Kathrin Weiß:It depends. In places like the USA, for example, with a large number of open landfills, we are talking about two tons of CO2 equivalents per ton of waste that can be saved with the help of our technology. That's the equivalent of 33 trees that have grown for ten years. In Germany, where there are many industrial composting plants, we are at around one tenth. Europe is somewhere in between on average.
CCB Magazine:And what does it all cost?
Anike von Gagern:An event venue the size of a stadium would pay roughly the same as for the disposal of organic waste - the only difference is that you end up with fertilizer. With 80 tons of organic waste per year, this would amount to around 20,000 euros. Of course, this only applies to the current machine size, which can certainly vary downwards over the next few years. Regardless of the reactor size, however, the carbon footprint can already be significantly improved.
CCB Magazine:The biggest CO₂ emitters at an event are mobility, especially the fans' travel, energy and food. Together, these account for around 90 percent of an event's total CO₂ emissions. Aren't we talking about a marginal issue here?
Kathrin Weiß:We don't think so. After all, we are producing more and more waste. According to the World Bank, around 2.02 billion tons of waste were produced worldwide in 2016. By 2050, the global amount of waste is expected to be around 3.4 billion tons. And festivals already produce up to 15 kilograms of waste per capita. That is not insignificant. And we need solutions for this.
Kathrin Weiß: In places with open landfills, we can save over two tons of CO2 equivalents per ton of waste with our technology. That's the equivalent of about 33 trees grown for ten years
CCB Magazine:Can you describe how the idea came about? Have you worked in related professions before?

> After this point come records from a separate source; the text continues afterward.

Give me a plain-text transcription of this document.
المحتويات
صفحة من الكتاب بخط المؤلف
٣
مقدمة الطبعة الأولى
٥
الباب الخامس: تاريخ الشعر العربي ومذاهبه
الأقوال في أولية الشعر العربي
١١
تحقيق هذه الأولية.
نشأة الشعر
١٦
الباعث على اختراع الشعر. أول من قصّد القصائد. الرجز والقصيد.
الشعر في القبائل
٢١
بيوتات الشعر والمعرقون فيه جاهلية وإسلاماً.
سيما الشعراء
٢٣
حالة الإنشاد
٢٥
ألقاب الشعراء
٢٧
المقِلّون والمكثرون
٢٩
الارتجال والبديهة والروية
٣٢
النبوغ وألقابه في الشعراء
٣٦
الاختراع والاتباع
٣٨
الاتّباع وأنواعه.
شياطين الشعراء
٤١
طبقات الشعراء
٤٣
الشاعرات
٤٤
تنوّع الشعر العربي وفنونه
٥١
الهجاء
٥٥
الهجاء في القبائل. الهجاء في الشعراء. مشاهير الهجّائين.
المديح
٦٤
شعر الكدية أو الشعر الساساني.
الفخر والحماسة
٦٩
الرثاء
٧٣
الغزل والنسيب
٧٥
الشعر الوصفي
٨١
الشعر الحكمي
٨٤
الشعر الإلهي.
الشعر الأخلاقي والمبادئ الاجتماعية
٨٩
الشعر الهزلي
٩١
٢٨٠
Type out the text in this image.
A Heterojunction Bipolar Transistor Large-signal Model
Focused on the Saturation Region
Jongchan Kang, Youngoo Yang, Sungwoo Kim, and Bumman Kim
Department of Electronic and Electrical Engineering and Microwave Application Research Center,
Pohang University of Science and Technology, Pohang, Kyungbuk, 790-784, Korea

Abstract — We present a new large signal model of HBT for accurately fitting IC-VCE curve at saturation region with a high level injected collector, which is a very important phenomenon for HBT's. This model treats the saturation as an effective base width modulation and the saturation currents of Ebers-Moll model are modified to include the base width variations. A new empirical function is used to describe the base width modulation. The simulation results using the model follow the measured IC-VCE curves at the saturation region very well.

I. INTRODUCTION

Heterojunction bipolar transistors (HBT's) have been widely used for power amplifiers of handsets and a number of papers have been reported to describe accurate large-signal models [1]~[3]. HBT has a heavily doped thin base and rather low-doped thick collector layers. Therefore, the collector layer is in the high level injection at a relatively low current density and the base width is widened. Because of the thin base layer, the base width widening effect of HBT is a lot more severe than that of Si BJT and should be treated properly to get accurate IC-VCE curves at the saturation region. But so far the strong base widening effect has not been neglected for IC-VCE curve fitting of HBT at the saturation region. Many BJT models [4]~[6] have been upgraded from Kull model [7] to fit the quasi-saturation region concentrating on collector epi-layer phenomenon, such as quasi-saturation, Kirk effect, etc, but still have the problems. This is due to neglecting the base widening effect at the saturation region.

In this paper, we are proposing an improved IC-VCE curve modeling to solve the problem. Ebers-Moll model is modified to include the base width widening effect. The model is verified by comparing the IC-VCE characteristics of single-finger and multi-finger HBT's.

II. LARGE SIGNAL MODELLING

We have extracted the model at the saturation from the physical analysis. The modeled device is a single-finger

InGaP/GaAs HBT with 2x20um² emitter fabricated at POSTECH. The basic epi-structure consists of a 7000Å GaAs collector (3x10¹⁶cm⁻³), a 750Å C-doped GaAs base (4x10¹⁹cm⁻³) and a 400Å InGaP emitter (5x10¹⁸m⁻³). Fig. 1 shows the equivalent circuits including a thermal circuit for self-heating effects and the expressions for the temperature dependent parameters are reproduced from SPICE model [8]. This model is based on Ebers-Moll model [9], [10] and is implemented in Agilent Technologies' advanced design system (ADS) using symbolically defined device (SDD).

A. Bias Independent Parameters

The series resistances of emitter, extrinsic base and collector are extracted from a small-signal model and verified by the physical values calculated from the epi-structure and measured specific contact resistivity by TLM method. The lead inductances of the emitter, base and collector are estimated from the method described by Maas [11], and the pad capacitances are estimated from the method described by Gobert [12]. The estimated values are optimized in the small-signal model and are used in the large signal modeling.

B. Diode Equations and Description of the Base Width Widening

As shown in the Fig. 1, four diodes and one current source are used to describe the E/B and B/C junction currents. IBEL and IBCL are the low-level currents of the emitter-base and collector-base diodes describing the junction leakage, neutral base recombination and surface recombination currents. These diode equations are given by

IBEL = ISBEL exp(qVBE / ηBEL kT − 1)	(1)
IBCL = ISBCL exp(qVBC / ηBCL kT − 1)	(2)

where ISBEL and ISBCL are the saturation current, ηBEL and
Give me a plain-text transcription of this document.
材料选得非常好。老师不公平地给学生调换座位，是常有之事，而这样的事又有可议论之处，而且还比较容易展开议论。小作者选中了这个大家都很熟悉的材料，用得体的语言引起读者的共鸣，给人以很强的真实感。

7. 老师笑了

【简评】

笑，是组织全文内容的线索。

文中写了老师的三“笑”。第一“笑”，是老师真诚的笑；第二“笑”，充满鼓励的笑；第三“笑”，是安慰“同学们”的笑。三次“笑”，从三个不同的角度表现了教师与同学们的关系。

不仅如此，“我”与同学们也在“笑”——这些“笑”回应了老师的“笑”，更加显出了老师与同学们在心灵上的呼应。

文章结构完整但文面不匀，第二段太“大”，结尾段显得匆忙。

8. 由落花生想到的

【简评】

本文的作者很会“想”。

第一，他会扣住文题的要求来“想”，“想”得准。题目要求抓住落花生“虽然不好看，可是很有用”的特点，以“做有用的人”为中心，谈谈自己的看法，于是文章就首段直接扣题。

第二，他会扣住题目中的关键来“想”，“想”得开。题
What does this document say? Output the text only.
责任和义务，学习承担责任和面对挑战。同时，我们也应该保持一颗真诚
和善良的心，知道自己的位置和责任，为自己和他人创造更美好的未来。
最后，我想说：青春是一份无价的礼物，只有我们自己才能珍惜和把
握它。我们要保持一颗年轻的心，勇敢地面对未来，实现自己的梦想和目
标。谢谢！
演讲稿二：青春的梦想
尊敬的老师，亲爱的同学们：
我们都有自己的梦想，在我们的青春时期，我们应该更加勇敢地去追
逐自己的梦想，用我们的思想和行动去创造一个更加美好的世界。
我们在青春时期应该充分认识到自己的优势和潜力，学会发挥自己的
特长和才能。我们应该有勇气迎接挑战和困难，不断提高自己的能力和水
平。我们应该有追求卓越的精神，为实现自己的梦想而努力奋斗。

Anike von Gagern:We are three founders and have a background in business administration as well as start-up and scaling experience. There are also six engineers on board - we need them to introduce specializations in the areas of bioprocess, data and software. And the idea came up when we were asked if we could help with the marketing of palm leaf dishes. We thought we'd love to. But we quickly realized that compostable tableware, like other disposable tableware, usually ends up in incineration or landfill - so we looked for a recyclable solution. We then turned to the TU Berlin, specifically to Prof. Neubauer's Chair of Bioprocess Engineering. And together with Prof. Junne, we set up a project to research the microbial decomposition of organic waste. Since then, we have developed what is now the foom solution - now with even more partners.
CCB Magazine:Are there providers that offer similar processes? And how do you stand up to the competition?
Kathrin Weiß:So far, there are no comparable providers. Of course, there are conventional waste disposal companies that dispose of biowaste in industrial composting plants or biogas plants. Due to the new EU regulations on the separate collection and processing of biowaste, it is also clear that these capacities must be doubled in the EU by 2035. But we do not see our solution as a competitor, but as a contribution to this doubling. On the other hand, there are already a number of rapid composters that operate with decentralized approaches. So far, however, there are only technologies in this area that are either designed for very small quantities, take a relatively long time, do not comply with EU regulations or have a poor carbon footprint.
CCB Magazine:How do you want to develop as a company? What are you planning for the future?
Anike von Gagern:Oh, a lot. First of all, we want to launch our first industrial machine in the summer with our pilot customer, the Bundesliga soccer team that has already been announced - and then grow within Europe based on this. For further scaling, we would then like to go to the USA, as the majority of organic waste there still ends up in landfills and thus exacerbates our climate crisis instead of helping to solve it. We have a lot to do. We'll just get on with it now.